Another noted British eccentric of more recent vintage was the Scottish poet, musician, storyteller and educationalist Ivor Cutler whose quirky humour and fascinating ditties enriched my childhood and my youth. I still own and love his wonderful LP Ludo. Cutler was much loved by John Peel and played a role in the Beatles Magical Mystery Tour film. He is said to be probably the only artist to have loyal audiences on BBC Radios 1, 2, 3 and 4. Cutler was notorious for his many eccentricities and in particular for his passionate support of the Noise Abatement Society. He would ask to see the manager in cafes and bars with background music and complain that the sound was hurting his sensitive ears. He always won and got the offending sound system turned off. In supermarkets with music systems he would also summon the manager and complain that he was unable to think about what he wished to purchase because of the intruding noise of the background music.

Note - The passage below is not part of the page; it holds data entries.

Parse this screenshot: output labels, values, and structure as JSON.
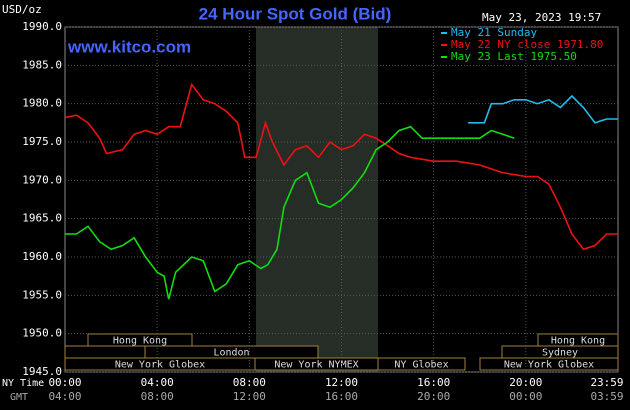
{
  "chart_data": {
    "type": "line",
    "title": "24 Hour Spot Gold (Bid)",
    "y_label": "USD/oz",
    "timestamp": "May 23, 2023 19:57",
    "watermark": "www.kitco.com",
    "x_row_label": "NY Time",
    "x2_row_label": "GMT",
    "xlim": [
      0,
      24
    ],
    "xticks": [
      {
        "value": 0,
        "label": "00:00"
      },
      {
        "value": 4,
        "label": "04:00"
      },
      {
        "value": 8,
        "label": "08:00"
      },
      {
        "value": 12,
        "label": "12:00"
      },
      {
        "value": 16,
        "label": "16:00"
      },
      {
        "value": 20,
        "label": "20:00"
      },
      {
        "value": 24,
        "label": "23:59"
      }
    ],
    "x2ticks": [
      {
        "value": 0,
        "label": "04:00"
      },
      {
        "value": 4,
        "label": "08:00"
      },
      {
        "value": 8,
        "label": "12:00"
      },
      {
        "value": 12,
        "label": "16:00"
      },
      {
        "value": 16,
        "label": "20:00"
      },
      {
        "value": 20,
        "label": "00:00"
      },
      {
        "value": 24,
        "label": "03:59"
      }
    ],
    "ylim": [
      1945,
      1990
    ],
    "yticks": [
      {
        "value": 1945,
        "label": "1945.0"
      },
      {
        "value": 1950,
        "label": "1950.0"
      },
      {
        "value": 1955,
        "label": "1955.0"
      },
      {
        "value": 1960,
        "label": "1960.0"
      },
      {
        "value": 1965,
        "label": "1965.0"
      },
      {
        "value": 1970,
        "label": "1970.0"
      },
      {
        "value": 1975,
        "label": "1975.0"
      },
      {
        "value": 1980,
        "label": "1980.0"
      },
      {
        "value": 1985,
        "label": "1985.0"
      },
      {
        "value": 1990,
        "label": "1990.0"
      }
    ],
    "grid": true,
    "sessions": [
      "Hong Kong",
      "London",
      "New York Globex",
      "New York NYMEX",
      "NY Globex",
      "Hong Kong",
      "Sydney",
      "New York Globex"
    ],
    "series": [
      {
        "name": "May 21 Sunday",
        "color": "#22bbee",
        "x": [
          17.5,
          18.2,
          18.5,
          19,
          19.5,
          20,
          20.5,
          21,
          21.5,
          22,
          22.5,
          23,
          23.5,
          24
        ],
        "values": [
          1977.5,
          1977.5,
          1980,
          1980,
          1980.5,
          1980.5,
          1980,
          1980.5,
          1979.5,
          1981,
          1979.5,
          1977.5,
          1978,
          1978
        ]
      },
      {
        "name": "May 22 NY close 1971.80",
        "color": "#ee1111",
        "x": [
          0,
          0.5,
          1,
          1.5,
          1.8,
          2.5,
          3,
          3.5,
          4,
          4.5,
          5,
          5.5,
          6,
          6.5,
          7,
          7.5,
          7.8,
          8.3,
          8.7,
          9,
          9.5,
          10,
          10.5,
          11,
          11.5,
          12,
          12.5,
          13,
          13.5,
          14,
          14.5,
          15,
          16,
          17,
          18,
          19,
          20,
          20.5,
          21,
          21.5,
          22,
          22.5,
          23,
          23.5,
          24
        ],
        "values": [
          1978.2,
          1978.5,
          1977.5,
          1975.5,
          1973.5,
          1974,
          1976,
          1976.5,
          1976,
          1977,
          1977,
          1982.5,
          1980.5,
          1980,
          1979,
          1977.5,
          1973,
          1973,
          1977.5,
          1975,
          1972,
          1974,
          1974.5,
          1973,
          1975,
          1974,
          1974.5,
          1976,
          1975.5,
          1974.5,
          1973.5,
          1973,
          1972.5,
          1972.5,
          1972,
          1971,
          1970.5,
          1970.5,
          1969.5,
          1966.5,
          1963,
          1961,
          1961.5,
          1963,
          1963
        ]
      },
      {
        "name": "May 23 Last 1975.50",
        "color": "#11dd11",
        "x": [
          0,
          0.5,
          1,
          1.5,
          2,
          2.5,
          3,
          3.5,
          4,
          4.3,
          4.5,
          4.8,
          5.5,
          6,
          6.5,
          7,
          7.5,
          8,
          8.5,
          8.8,
          9.2,
          9.5,
          10,
          10.5,
          11,
          11.5,
          12,
          12.5,
          13,
          13.5,
          14,
          14.5,
          15,
          15.5,
          16,
          17,
          18,
          18.5,
          19,
          19.5
        ],
        "values": [
          1963,
          1963,
          1964,
          1962,
          1961,
          1961.5,
          1962.5,
          1960,
          1958,
          1957.5,
          1954.5,
          1958,
          1960,
          1959.5,
          1955.5,
          1956.5,
          1959,
          1959.5,
          1958.5,
          1959,
          1961,
          1966.5,
          1970,
          1971,
          1967,
          1966.5,
          1967.5,
          1969,
          1971,
          1974,
          1975,
          1976.5,
          1977,
          1975.5,
          1975.5,
          1975.5,
          1975.5,
          1976.5,
          1976,
          1975.5
        ]
      }
    ]
  }
}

Robert Fripp legendary guitarist of King Crimson is another Englishman who has been labelled an eccentric. A man whose scorching lead solos have graced no only his own music but also such classics as Bowie’s Heroes or the new Grinderman single defies the etiquette for rock lead guitarists and plays sitting down. In a business whose public image in defined by the catchphrase “sex and drugs and rock and roll” Fripp is an abstinent intellectual who read the Financial Times and pontificates on the morals of the music business. Fripp writes a very entertaining Internet road diary and here he comments sarcastically on the Noise Pollution Units (music systems) at the breakfast troughs in the hotels where he stays whilst underway. He has taken to carrying his so-called noisebusters, an ipod loaded with suitable classical music of his own choosing.
I too have a local reputation as an English eccentric, an aging English hippie living in Franconia who is accompanied everywhere by a large shaggy mongrel dog. I too like my fellow British eccentrics intensely dislike being barraged by other people’s choice of music in bars, cafes, restaurants, shops, on the streets and even today in medical practices. I love music and even call myself a music junkie. I spent a large part of my life earning my living as a concert promoter, concert manager and live concert sound technician. I have an obscenely large record collection (an expression that dates me especially considering the fact that the majority of the music I own is now actually on CD). My favourite occupation is listening to music both live and recorded but I want to listen to the music of my choice in a space conceived for intensive listening. I do not want to be forced to listen to somebody else’s choice of music when I’m drinking a coffee, buying my groceries, having dental surgery (I once got very dirty looks in a dental clinic when I requested that they turn off the aural pollution) or just simply strolling down the street.
Today, Green politicians are very active about environmental pollution and astronomers about light pollution I think more people should take an active stand with Charlie, Ivor Robert and me on noise pollution!
1) This should have been posted yesterday but real life intervened.